Me angustiaba pensar que los encuentros con los primos de Villada sólo ocurrían de vez en cuando, y que la única cosa que por ahí nos uniría más seguido que la navidad sería la desgracia. Pero así eran las cosas. Eramos una masa de tela negra rumbo a la enorme casa del abuelo Víctor, de la cuál recordaba apenas el piso de ladrillo y el espacioso zaguán que desembocaba en un mueble de caoba bien lustrada en donde la abuela guardaba sus dulces caseros y la miel. También recordaba, mientras avanzaba el colectivo, el eco de las risotadas de mis tías y tíos solteros, bien de noche, una vez que me quedé a dormir allá. Gran Papá tenía quince hijos, de los cuales cinco nunca se casaron y vivían con él y la abuela.
"San Jerónimo", dijo en voz alta José. Escuchamos a un tren largar su humareda. Con las movedizas indicaciones del tío Angel, dimos finalmente con la casa del abuelo. Comenzamos a bajar de a uno.
"Qué crueldá", me acuerdo que dijo papá arrugando la pera y mirando hacia la entrada de la casa, "Ni un cartel le han puesto al pobre viejo..." Era cierto.
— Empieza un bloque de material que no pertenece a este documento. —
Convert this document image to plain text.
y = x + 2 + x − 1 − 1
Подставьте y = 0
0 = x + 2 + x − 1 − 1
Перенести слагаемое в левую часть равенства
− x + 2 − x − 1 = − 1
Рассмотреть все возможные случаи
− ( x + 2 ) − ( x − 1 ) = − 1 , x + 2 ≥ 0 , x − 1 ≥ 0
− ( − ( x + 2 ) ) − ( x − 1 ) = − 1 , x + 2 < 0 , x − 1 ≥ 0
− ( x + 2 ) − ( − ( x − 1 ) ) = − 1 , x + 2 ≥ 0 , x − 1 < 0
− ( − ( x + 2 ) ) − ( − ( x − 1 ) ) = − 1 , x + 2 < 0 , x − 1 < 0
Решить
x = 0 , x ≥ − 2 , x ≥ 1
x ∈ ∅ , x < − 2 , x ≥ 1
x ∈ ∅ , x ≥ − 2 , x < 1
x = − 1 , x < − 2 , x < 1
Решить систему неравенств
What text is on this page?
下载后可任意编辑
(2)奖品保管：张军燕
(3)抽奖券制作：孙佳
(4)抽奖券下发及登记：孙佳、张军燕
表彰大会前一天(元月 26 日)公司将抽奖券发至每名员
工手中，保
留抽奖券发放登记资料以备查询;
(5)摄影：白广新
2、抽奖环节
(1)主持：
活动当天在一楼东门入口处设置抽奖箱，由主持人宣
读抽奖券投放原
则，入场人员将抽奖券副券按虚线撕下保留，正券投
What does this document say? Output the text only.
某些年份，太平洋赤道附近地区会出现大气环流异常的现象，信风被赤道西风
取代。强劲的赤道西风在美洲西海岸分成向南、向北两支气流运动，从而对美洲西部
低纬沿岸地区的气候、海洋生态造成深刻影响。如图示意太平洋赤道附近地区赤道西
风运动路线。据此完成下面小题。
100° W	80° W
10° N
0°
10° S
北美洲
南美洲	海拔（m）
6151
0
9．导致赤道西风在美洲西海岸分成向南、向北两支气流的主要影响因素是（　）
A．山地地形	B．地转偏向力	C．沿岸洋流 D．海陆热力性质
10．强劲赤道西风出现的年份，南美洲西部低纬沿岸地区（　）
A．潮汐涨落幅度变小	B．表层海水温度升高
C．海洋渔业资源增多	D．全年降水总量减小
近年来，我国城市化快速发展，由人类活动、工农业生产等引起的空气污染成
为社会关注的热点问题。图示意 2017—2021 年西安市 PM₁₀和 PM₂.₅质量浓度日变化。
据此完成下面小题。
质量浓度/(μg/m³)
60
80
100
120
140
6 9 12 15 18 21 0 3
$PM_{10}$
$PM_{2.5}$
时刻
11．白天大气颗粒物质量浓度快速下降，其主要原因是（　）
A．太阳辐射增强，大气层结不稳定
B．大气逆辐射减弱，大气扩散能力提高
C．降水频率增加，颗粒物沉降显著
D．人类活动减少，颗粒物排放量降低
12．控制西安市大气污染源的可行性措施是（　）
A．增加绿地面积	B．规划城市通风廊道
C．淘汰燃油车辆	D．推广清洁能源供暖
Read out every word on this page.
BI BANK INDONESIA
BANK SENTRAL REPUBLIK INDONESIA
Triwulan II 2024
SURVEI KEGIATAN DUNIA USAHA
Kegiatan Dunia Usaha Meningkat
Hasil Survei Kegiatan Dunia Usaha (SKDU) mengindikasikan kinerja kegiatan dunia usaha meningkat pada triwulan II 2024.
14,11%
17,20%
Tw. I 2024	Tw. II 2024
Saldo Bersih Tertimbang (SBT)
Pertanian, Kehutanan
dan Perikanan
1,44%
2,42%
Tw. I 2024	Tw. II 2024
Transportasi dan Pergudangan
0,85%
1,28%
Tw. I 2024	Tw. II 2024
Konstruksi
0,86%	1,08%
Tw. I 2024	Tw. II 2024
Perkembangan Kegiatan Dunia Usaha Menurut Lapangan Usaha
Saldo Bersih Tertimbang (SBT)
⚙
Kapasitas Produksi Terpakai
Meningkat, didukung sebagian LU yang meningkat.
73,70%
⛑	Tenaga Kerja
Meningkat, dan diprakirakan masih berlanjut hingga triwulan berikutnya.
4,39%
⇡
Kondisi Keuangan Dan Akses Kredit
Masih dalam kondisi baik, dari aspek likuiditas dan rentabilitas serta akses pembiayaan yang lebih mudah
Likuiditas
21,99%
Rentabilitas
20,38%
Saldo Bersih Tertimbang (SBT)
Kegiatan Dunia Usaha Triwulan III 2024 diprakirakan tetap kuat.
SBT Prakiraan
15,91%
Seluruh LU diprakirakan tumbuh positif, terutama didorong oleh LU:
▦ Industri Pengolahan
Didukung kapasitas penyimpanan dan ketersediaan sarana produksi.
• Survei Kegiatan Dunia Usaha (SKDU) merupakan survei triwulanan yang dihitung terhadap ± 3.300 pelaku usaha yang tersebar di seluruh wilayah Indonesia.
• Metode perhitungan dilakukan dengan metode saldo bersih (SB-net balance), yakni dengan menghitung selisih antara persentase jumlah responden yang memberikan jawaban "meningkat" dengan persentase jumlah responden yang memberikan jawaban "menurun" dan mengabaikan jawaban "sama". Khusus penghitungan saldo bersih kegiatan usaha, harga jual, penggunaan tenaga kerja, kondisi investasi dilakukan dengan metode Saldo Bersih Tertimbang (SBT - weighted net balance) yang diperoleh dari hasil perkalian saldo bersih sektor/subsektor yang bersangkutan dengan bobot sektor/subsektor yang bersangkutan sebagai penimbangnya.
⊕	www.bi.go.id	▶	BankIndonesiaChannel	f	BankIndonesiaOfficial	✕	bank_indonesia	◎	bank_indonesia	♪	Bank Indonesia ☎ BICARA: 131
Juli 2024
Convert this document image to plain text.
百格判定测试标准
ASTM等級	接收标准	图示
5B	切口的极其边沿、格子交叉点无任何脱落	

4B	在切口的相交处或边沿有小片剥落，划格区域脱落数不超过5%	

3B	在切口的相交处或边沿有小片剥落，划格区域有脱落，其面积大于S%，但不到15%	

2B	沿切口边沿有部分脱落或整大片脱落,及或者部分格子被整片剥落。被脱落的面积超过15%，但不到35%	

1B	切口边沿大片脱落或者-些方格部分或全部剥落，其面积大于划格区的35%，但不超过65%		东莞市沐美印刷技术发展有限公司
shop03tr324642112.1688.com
Cuando estuvimos todos abajo, fue mi tío Oscar quien tomó enérgicamente el picaporte y abrió la puerta. En la casa habitaba el puro silencio. Nos preguntamos si ya lo habrían enterrado (nadie lo preguntó en voz alta pero todos lo pensamos). Papá atravezaba la penumbra de la casa con los ojos abiertos y los brazos separados del torso. Mamá se apretaba el rosario que le colgaba del cuello. De pronto sentimos una risotada en la galería de atrás. Los dulces de la abuela dormían en el mueble. Todos íbamos en negra fila detrás de ellos, todos así vestidos, todos amargados y con las suposiciones pegándose como figuritas una delante de otra a medida que avanzábamos por la casa. Pasando la marlera de la cocina pudimos divisar al fin el cadáver de Gran Papá, sentado en su silla, con sus bigotes rubios y gordos de antigua estirpe francesa, los ojos azul profundo que tenía bien montados encima de esos bigotes y el vaivén de la pipa que estaba fumandosé mientras se reía de cómo picoteaban el maíz las gallinas. La abuela Anita chilló al vernos "¿¡Y esto!? ¿Qué hacen todos ustedes juntos acá?" Gran Papá tiró otro generoso puñado de maíz, que pareció un puñado de oro; se dio vuelta y mirándonos a todos exhaustivamente, nos sonrió.